In the IHT today, an opinion piece by David Brooks titled 'What Happened to Culture?". It's a short yarn on the demise of culture from the American Middle class. The Middlebrow existed in form of, for example, lengthy pieces on Hi-Culture subjects (Abstract Expressionism etc.) in the broadsheet weeklies, readers digests (nowadays its all fashion and interior design and how-to-spend-it photo features).
The middlebrow impulse in America dates at least to Ralph Waldo Emerson and the belief that how one spends one's leisure time is intensely important. Time spent with consequential art uplifts character, and time spent with dross debases it.
On surface you can dismiss it as another 'when I was a lad' moan you hear from your father every other day. But Brooks noted something with made me think near the end.

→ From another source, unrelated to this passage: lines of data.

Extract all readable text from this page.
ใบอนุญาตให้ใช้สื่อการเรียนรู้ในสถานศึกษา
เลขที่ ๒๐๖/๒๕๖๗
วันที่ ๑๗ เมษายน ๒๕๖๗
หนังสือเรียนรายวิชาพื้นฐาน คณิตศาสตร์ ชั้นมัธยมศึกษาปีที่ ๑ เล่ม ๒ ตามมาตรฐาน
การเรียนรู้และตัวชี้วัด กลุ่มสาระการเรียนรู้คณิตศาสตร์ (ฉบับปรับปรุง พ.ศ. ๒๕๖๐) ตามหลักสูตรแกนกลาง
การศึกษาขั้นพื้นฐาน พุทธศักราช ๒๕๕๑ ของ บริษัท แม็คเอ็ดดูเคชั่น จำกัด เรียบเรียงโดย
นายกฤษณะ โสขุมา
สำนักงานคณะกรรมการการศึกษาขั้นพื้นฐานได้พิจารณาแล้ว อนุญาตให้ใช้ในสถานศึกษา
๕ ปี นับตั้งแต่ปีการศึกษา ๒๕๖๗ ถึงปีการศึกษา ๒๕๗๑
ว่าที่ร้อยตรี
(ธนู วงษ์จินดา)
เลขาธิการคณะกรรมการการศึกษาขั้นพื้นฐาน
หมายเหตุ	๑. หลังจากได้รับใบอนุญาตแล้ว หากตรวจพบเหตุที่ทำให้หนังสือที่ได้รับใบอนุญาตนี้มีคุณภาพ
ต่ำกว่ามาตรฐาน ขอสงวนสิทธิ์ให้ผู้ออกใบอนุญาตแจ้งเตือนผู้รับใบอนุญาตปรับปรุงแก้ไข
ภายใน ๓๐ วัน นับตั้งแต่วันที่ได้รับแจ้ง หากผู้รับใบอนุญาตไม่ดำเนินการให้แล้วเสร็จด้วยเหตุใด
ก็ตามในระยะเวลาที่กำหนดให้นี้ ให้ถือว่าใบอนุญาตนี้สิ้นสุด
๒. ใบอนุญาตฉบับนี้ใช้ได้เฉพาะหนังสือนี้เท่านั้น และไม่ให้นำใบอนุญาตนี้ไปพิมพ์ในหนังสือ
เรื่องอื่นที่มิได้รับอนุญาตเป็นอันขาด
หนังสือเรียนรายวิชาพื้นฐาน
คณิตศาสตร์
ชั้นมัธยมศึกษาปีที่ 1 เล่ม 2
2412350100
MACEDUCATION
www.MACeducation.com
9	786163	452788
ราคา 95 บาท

He traced the demise of this middle class intellectualism from attacks from the Hi-Culture class calling fowl of dumbing down of real culture, and then he noted:
At the same time, pop culture changed. It was no longer character-oriented; it was personality-oriented. Readers felt less of a need to go outside themselves and absorb works of art as a means of self-improvement. They were more interested in exploring and being true to the precious flower of their own individual selves. Less Rembrandt, more Maine. Fewer theologians, more dietitians.
The distinction between "having to understand something or somebody else" and "understanding oneself" is important; the Social and the Self; the them and me. As a society (and i am referring mostly to the Western/westernised societies here) we have been shifting more to the self over the decades. Politically it has been reflected (lead?) from he rejection of communism and socialism, the rise of the Right. The balance has at least been slipped in Europe with the rise of the Centre left governments. But what about here in SE Asia? How would HK people describe their stance? What does it mean in China? I don't know much about politics, maybe someone can point me to a book or two.